Scoble illustrates the quandary that dite owners are faced with in the syndication space. People like Chris Pirillo need visitors to their site (it's how they get paid - advertising). That means that they are driven to provide partial content feeds in order to "force" aggregator readers to the site. Sadly for him, this runs smack into this:
I'm tired of reading feeds that treat me badly. I have more than 1,300 full text feeds. There's one or two exceptions. The New York Times. CNET. Slashdot.

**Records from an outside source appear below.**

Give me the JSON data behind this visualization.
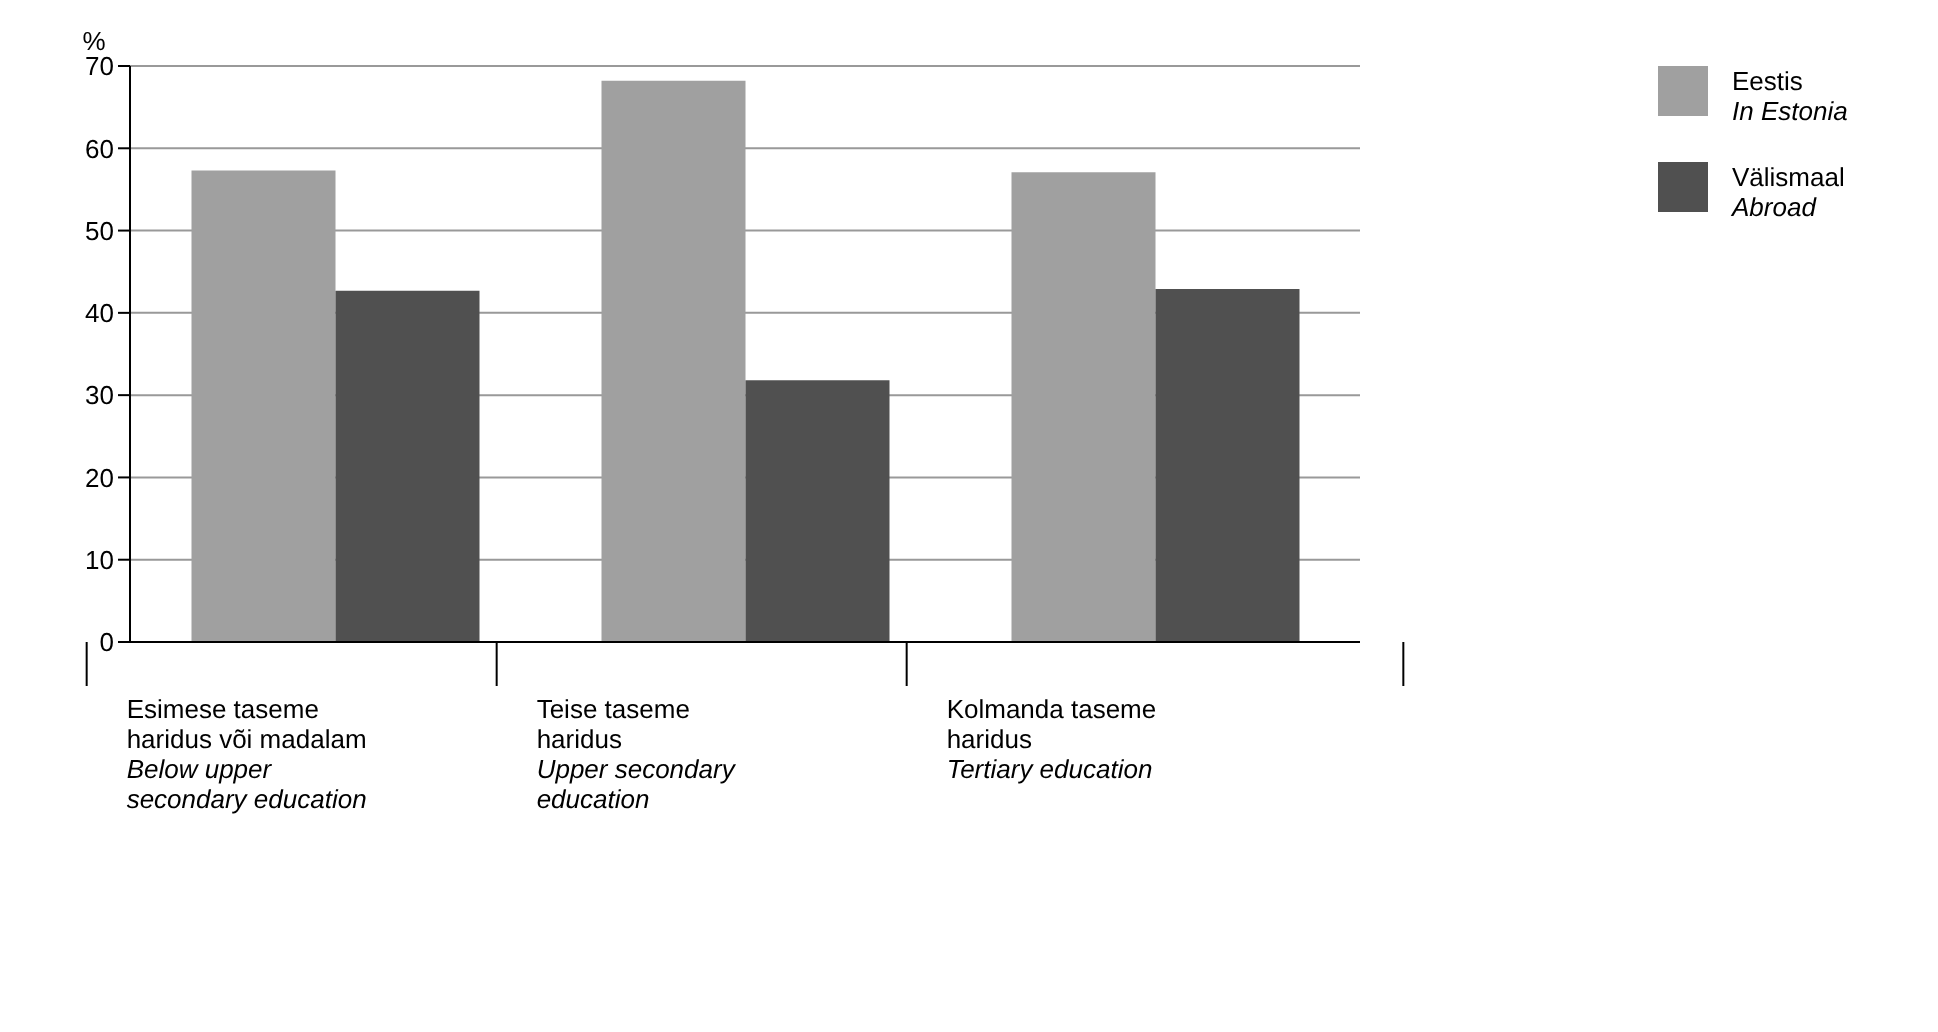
{
  "chart_data": {
    "type": "bar",
    "ylabel": "%",
    "categories": [
      "Esimese taseme\nharidus või madalam\n\nBelow upper\nsecondary education",
      "Teise taseme\nharidus\n\nUpper secondary\neducation",
      "Kolmanda taseme\nharidus\n\nTertiary education"
    ],
    "series": [
      {
        "name": "Eestis\n\nIn Estonia",
        "color": "#a0a0a0",
        "values": [
          57.3,
          68.2,
          57.1
        ]
      },
      {
        "name": "Välismaal\n\nAbroad",
        "color": "#505050",
        "values": [
          42.7,
          31.8,
          42.9
        ]
      }
    ],
    "ylim": [
      0,
      70
    ],
    "yticks": [
      0,
      10,
      20,
      30,
      40,
      50,
      60,
      70
    ],
    "grid": "y",
    "legend": "top right"
  }
}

The ironic thing is, Pirillo's site illustrates what I wrote about over here almost perfectly. No, Chris isn't providing brochure-ware. But his site requires effort to read, and that extra effort - when combined with a partial content feed - makes it less likely that I'll bother. What am I talking about, you ask? Well, follow that link I provided to his site. Not only does he provide partial content in his feed - he only provides partial content on his site. If one of the extracts looks interesting, I need to follow a [more] link to read the whole thing. Uhh, Chris - that's not going to happen IMHO - not for most people. I understand the quandary on the feed side (although, IMHO, the answer is to provide full content feeds that point back to "premium" site only content - not to provide an extract that I'll blip by).
I don't think this post helps either:
I love how everybody whines when they don't get their way - it's human nature. So, for all of you who unsubscribed from my RSS feed because it wasn't the way you wanted it (even though you're not the one providing it or paying for it), then you won't ever know that I considered going back to full feeds.
Vinegar, honey, all that. If you want to drive people to your site, I don't think that useless extracts are the way to go - it's far easier for me (even with only 281 feeds, as opposed to Scoble's astounding 1300+) to filter it right out than to follow the link. While I get the problem, I don't think he's found the answer.